Precision of language is a virtue so lauded as to seldom be questioned. And yet, a new article by Peter McMahan and James Evans in the American Journal of Sociology — “Ambiguity and Engagement” — shows the potential upside of ambiguous language. This, from Evans’s Facebook post:
Everyone from scientists writing a research paper to criminals under interrogation use ambiguity to widen their appeal or claim more or less than they know. In “Ambiguity and Engagement”, we measure ambiguity in language and explore its consequence for social life. We build a measure of ambiguity in language and demonstrate that when calculated on New York Times articles captures most of the ambiguity perceived by surveyed readers. Next, we assessed ambiguity across millions of article abstracts from science and scholarship, revealing that the humanities and social sciences use language most ambiguously, while chemistry, biology and biomedicine use it most precisely. Finally, we show that more ambiguity systematically—in all time periods and subject areas—is associated with greater association and engagement, as readers reference one another in prolonged conversations. While ambiguous language could lead to fragmentation and disconnection, as audiences understand it in conflicting ways, these findings demonstrate that instead it draws competing interpretations together into conversation with one another as they build on it. [emphasis added]
Association and engagement seem to be measured through fragmentation of citations: Greater fragmentation means that articles are cited by other articles in sub-literatures that don’t cite each other: the academic citation version of cliques.

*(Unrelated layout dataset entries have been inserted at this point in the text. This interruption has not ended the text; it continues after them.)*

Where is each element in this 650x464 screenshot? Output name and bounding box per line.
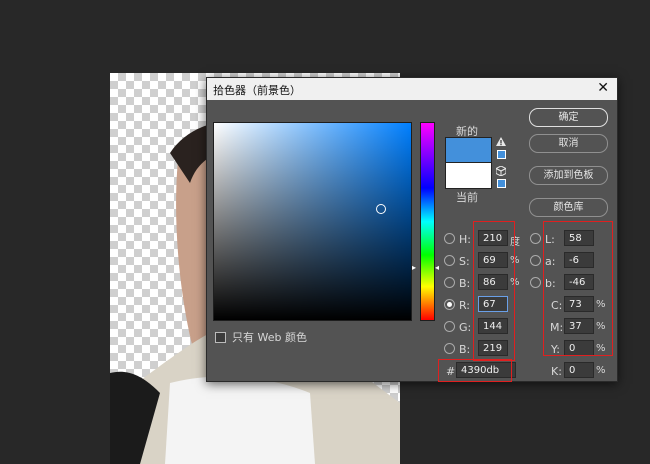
annotation-box-hsb-rgb <box>473 221 515 361</box>
ok-button[interactable]: 确定 <box>529 108 608 127</box>
radio-s[interactable] <box>444 255 455 266</box>
close-icon[interactable]: ✕ <box>597 80 609 96</box>
web-colors-label: 只有 Web 颜色 <box>232 331 307 344</box>
label-b: B: <box>459 277 471 290</box>
input-k[interactable]: 0 <box>564 362 594 378</box>
label-g: G: <box>459 321 472 334</box>
hue-slider[interactable] <box>420 122 435 321</box>
dialog-title: 拾色器（前景色） <box>213 84 301 97</box>
web-safe-swatch[interactable] <box>497 179 506 188</box>
cancel-button[interactable]: 取消 <box>529 134 608 153</box>
label-k: K: <box>551 365 562 378</box>
radio-r[interactable] <box>444 299 455 310</box>
color-libraries-button[interactable]: 颜色库 <box>529 198 608 217</box>
label-h: H: <box>459 233 471 246</box>
web-colors-only-toggle[interactable]: 只有 Web 颜色 <box>215 329 307 345</box>
gamut-swatch[interactable] <box>497 150 506 159</box>
web-colors-checkbox[interactable] <box>215 331 226 343</box>
radio-l[interactable] <box>530 233 541 244</box>
cube-icon[interactable] <box>496 166 506 176</box>
label-blue: B: <box>459 343 471 356</box>
current-color-label: 当前 <box>456 191 478 204</box>
annotation-box-lab-cmyk <box>543 221 613 356</box>
add-to-swatches-button[interactable]: 添加到色板 <box>529 166 608 185</box>
radio-h[interactable] <box>444 233 455 244</box>
radio-blue[interactable] <box>444 343 455 354</box>
hue-arrow-right-icon[interactable]: ◂ <box>435 263 439 272</box>
radio-b[interactable] <box>444 277 455 288</box>
color-picker-dialog: 拾色器（前景色） ✕ ▸ ◂ 只有 Web 颜色 新的 当前 确定 取消 添加到… <box>206 77 618 382</box>
warning-triangle-icon[interactable] <box>496 137 506 146</box>
saturation-brightness-field[interactable] <box>213 122 412 321</box>
new-color-swatch <box>445 137 492 164</box>
current-color-swatch[interactable] <box>445 162 492 189</box>
radio-lab-b[interactable] <box>530 277 541 288</box>
dialog-titlebar: 拾色器（前景色） ✕ <box>207 78 617 100</box>
field-cursor-circle[interactable] <box>376 204 386 214</box>
annotation-box-hex <box>438 359 512 382</box>
label-r: R: <box>459 299 471 312</box>
radio-a[interactable] <box>530 255 541 266</box>
unit-k: % <box>596 365 606 376</box>
radio-g[interactable] <box>444 321 455 332</box>
label-s: S: <box>459 255 470 268</box>
hue-arrow-left-icon[interactable]: ▸ <box>412 263 416 272</box>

Here’s how different disciplines line up on ambiguity:
Here’s a word from the article’s discussion:
Articles that use more ambiguous language tend to result in more integrated streams of citations tracing intellectual engagement. This pattern underscores the interpretation of ambiguity not only as a limitation but also as a potentially fruitful characteristic of language. Ambiguity leads to individual and collective uncertainty about communicated meanings in academic discourse. Uncertainty drives social interaction and friction, which yields coordination.
Disclosure: James Evans is my brother.
Love it – precise measurement of ambiguity! Best thing I ever read about this is William Byers, The Blind Spot: Science and the Crisis of Uncertainty, which made similar arguments about the creative power of ambiguity. He’s a maths prof, and I note the comparatively high level of ambiguity in the table – looks to me like social sciences are suboptimally unambiguous!